"Летом, - продолжает Моргачев, - нас, человек 400 "контриков" (контрреволюционеров - М.П.) перегнали из барака в овощехранилище, под землей. Сырость, мрак, плесень, дым от железных печек, а сверху сыплется песок, ни одной ложки не съешь без песка. Здесь люди быстро доходили и умирали. Иногда за одну ночь в лагере умирало до 19 человек..." (Д.Е.Моргачев. "Моя жизнь". Рукопись.)
Второй суд над толстовцами-коммунарами состоялся весной 1940 года. К этому времени уже не осталось в живых ни секретаря Сталинского горкома партии Хитарова, ни председателя горсовета Лебедева, того, что возбудил судебное преследование толстовцев. Был расстрелян и прокурор республики Рогинский, который потребовал ужесточить для толстовцев первый, "слишком мягкий", приговор. А мужики из коммуны остались теми же: после судебного заседания, разведенные по камерам, получив от десяти до пятнадцати лет лагерей, они начали перестукиваться друг с другом через стену. "Тук-тук, ликовал Егор Епифанов, - Как хорошо!" - "У меня как праздник!" "радировал" Борис Мазурин. Да, это был праздник, ведь они ожидали расстрела...

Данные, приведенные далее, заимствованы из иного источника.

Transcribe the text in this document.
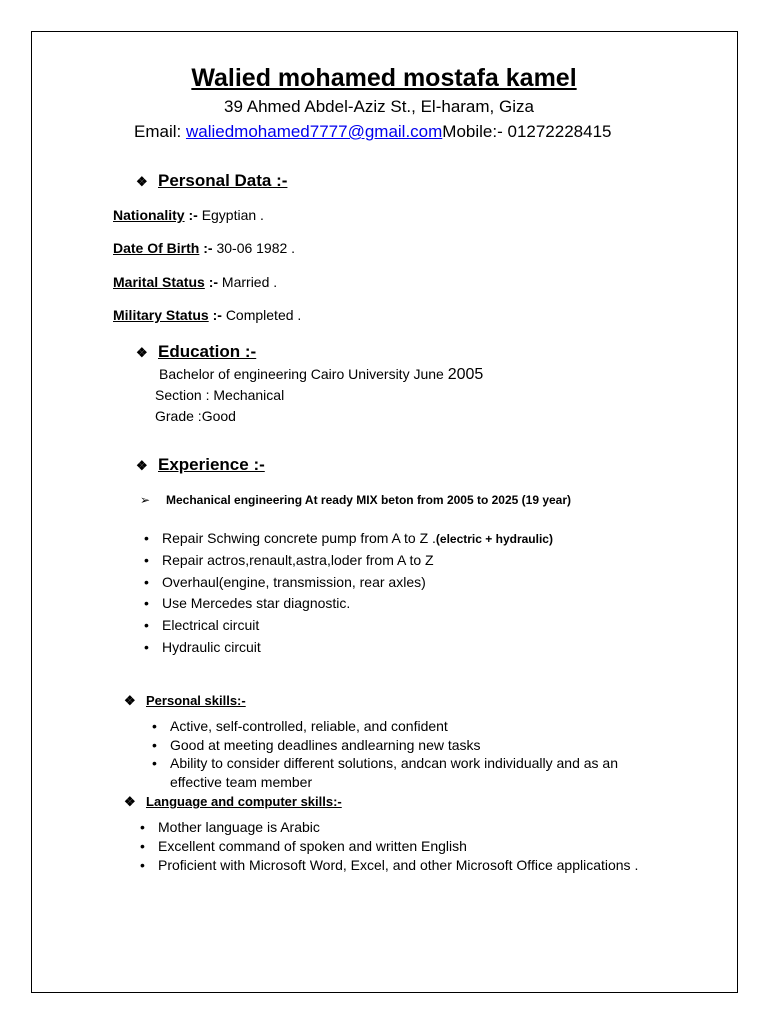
Walied mohamed mostafa kamel
39 Ahmed Abdel-Aziz St., El-haram, Giza
Email: waliedmohamed7777@gmail.comMobile:- 01272228415
❖ Personal Data :-
Nationality :- Egyptian .
Date Of Birth :- 30-06 1982 .
Marital Status :- Married .
Military Status :- Completed .
❖ Education :-
Bachelor of engineering Cairo University June 2005
Section : Mechanical
Grade :Good
❖ Experience :-
➢ Mechanical engineering At ready MIX beton from 2005 to 2025 (19 year)
• Repair Schwing concrete pump from A to Z .(electric + hydraulic)
• Repair actros,renault,astra,loder from A to Z
• Overhaul(engine, transmission, rear axles)
• Use Mercedes star diagnostic.
• Electrical circuit
• Hydraulic circuit
❖ Personal skills:-
• Active, self-controlled, reliable, and confident
• Good at meeting deadlines andlearning new tasks
• Ability to consider different solutions, andcan work individually and as an
effective team member
❖ Language and computer skills:-
• Mother language is Arabic
• Excellent command of spoken and written English
• Proficient with Microsoft Word, Excel, and other Microsoft Office applications .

...Коммуна умирала. Еще после первого суда над "головкой" районные власти постановили считать "Жизнь и Труд" обычным колхозом. Коммунары стали в глазах начальства колхозниками и как таковые начали получать из районного центра извещения об обязательной поставке с приусадебного участка яиц, молока, шерсти, шкур. Приусадебные участки эти числились в бумагах чиновников, но у коммунаров по-прежнему не было ни собственных кур, ни овец, ни коров, ни огородов. Не было соответственно ни яиц, ни молока, ни шкур, ни шерсти. Отказ от выполнения поставок продуктов государству влек к новым репрессиям, штрафам, арестам. Кое-кто угроз и страха ареста не выдержал: среди толстовцев появились предатели. Немного, но нашлось. Тайно и явно доносили властям на единомышленников Иван Рябой, Онуфрий Жевноватый, Иван Андреев. Простые крестьяне, с верой в счастливую жизнь среди единомышленников ехали они в Сибирь, а сил и мужества отстоять себя не хватило, стали иудами.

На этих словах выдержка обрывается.